Theater Review: Why Anything Goes Deserves Ocean of Accolades

You could apply any of these iconic Cole Porter titles to the production of Anything Goes that’s currently playing at the Winspear: “You’re the Top,” “It’s De-lovely,” “I Get a Kick Out of You,” “Easy to Love.” That’s because the musical, out on its first national tour following a smash Broadway run, has an abundance of showstopping production numbers and more fizz than a champagne cocktail.

This incarnation of Anything Goes is a fresh re-imagining of a show that’s already endured plenty of makeovers. Following its original 1934 premiere, there have been three major overhauls to the libretto, originally written by P.G. Wodehouse and Guy Bolton and later revised by Howard Lindsay and Russel Crouse. Porter’s music, which at times borrowed from his existing catalogue, remained more or less intact throughout, although the ordering of songs and the characters singing them were shuffled around to suit the new plotlines. The most recent rewrite, done in 1987 by Timothy Crouse (Russel’s son) and John Weidman, is the basis for this Roundabout Theatre Company revival.

An ocean liner bound for England and carrying a motley collection of regular folks, near-celebrities, and gangsters provides the perfect catalyst for mistaken identities, sizzling love affairs, and a bit of criminal tomfoolery. That last bit would be courtesy of Moonface Martin (the venerable Fred Applegate) and his mole, Erma (Joyce Chittick, graduating from a chorus role in the Broadway run).

They share deck space with the nouveau poor Mrs. Harcourt and her debutante daughter, Hope (Alex Finke), who’s set to marry Lord Evelyn Oakleigh (Edward Staudenmayer) when they dock, thereby restoring the family fortune. Unfortunately, after spending an evening with a chiseled young stockbroker three weeks prior, Hope is hesitant to marry the goofy but well-meaning Brit, who displays an endearing propensity for malapropisms.

Though it’s technically been modernized, the show remains delightfully old-fashioned.

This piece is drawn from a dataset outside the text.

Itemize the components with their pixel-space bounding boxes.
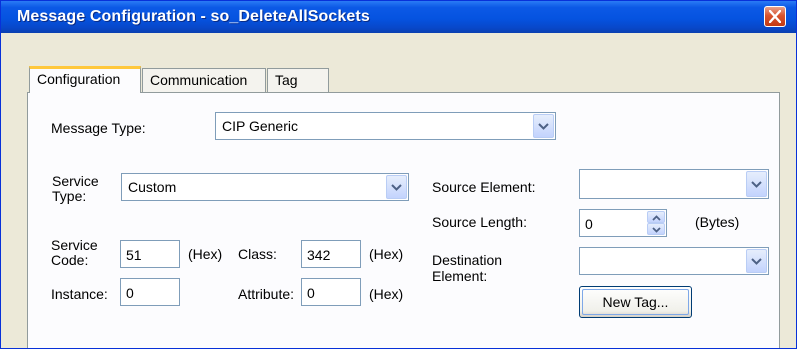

With Kathleen Marshall’s expert direction and extraordinary choreography, and a cast that embraces both the silly and the urbane, the production is simply dazzling.

Following in the mammoth footsteps of Ethel Merman, Patti LuPone, and Sutton Foster, Rachel York accepts the challenge and makes the role of evangelist-turned-nightclub singer Reno Sweeney her own. York, a Broadway leading lady who’s no stranger to headlining a show, uses her years of experience to build a performance that happily bobs atop the swells of a crackerjack ensemble.

Balancing York’s brassy wisecracking is a surprisingly heartfelt performance by Erich Bergen as Billy Crocker, the man who just can’t let Hope go. Bergen(who plays the role only through 2/17; Josh Franklin steps in for the remainder of the Dallas engagement) is called upon to don numerous disguises, speak in silly accents, and assume several different personas while evading the ship’s crew as a stowaway. Underneath each feigned character remains the debonair leading man, helping bridge the gap between groan-worthy highjinks and dreamy duets sung with his debutante love.

About those tunes: each of Porter’s songs receives a stellar treatment, whether it’s a gossamer-tinged love song waltzed across Derek McLane’s lovely Art Deco sets or a saucy back-and-forth that shows off Porter’s witty lyrics. But it’s the show’s two big production numbers that prove why this revival deserves its ocean of accolades. The titular Act I closer is a thrilling tap extravaganza, ending on such a high note that you think it surely couldn’t be topped. Then “Blow, Gabriel, Blow” happens near the beginning of Act II, and you realize that Reno Sweeney, along with everyone else associated with this production, has made you a true believer.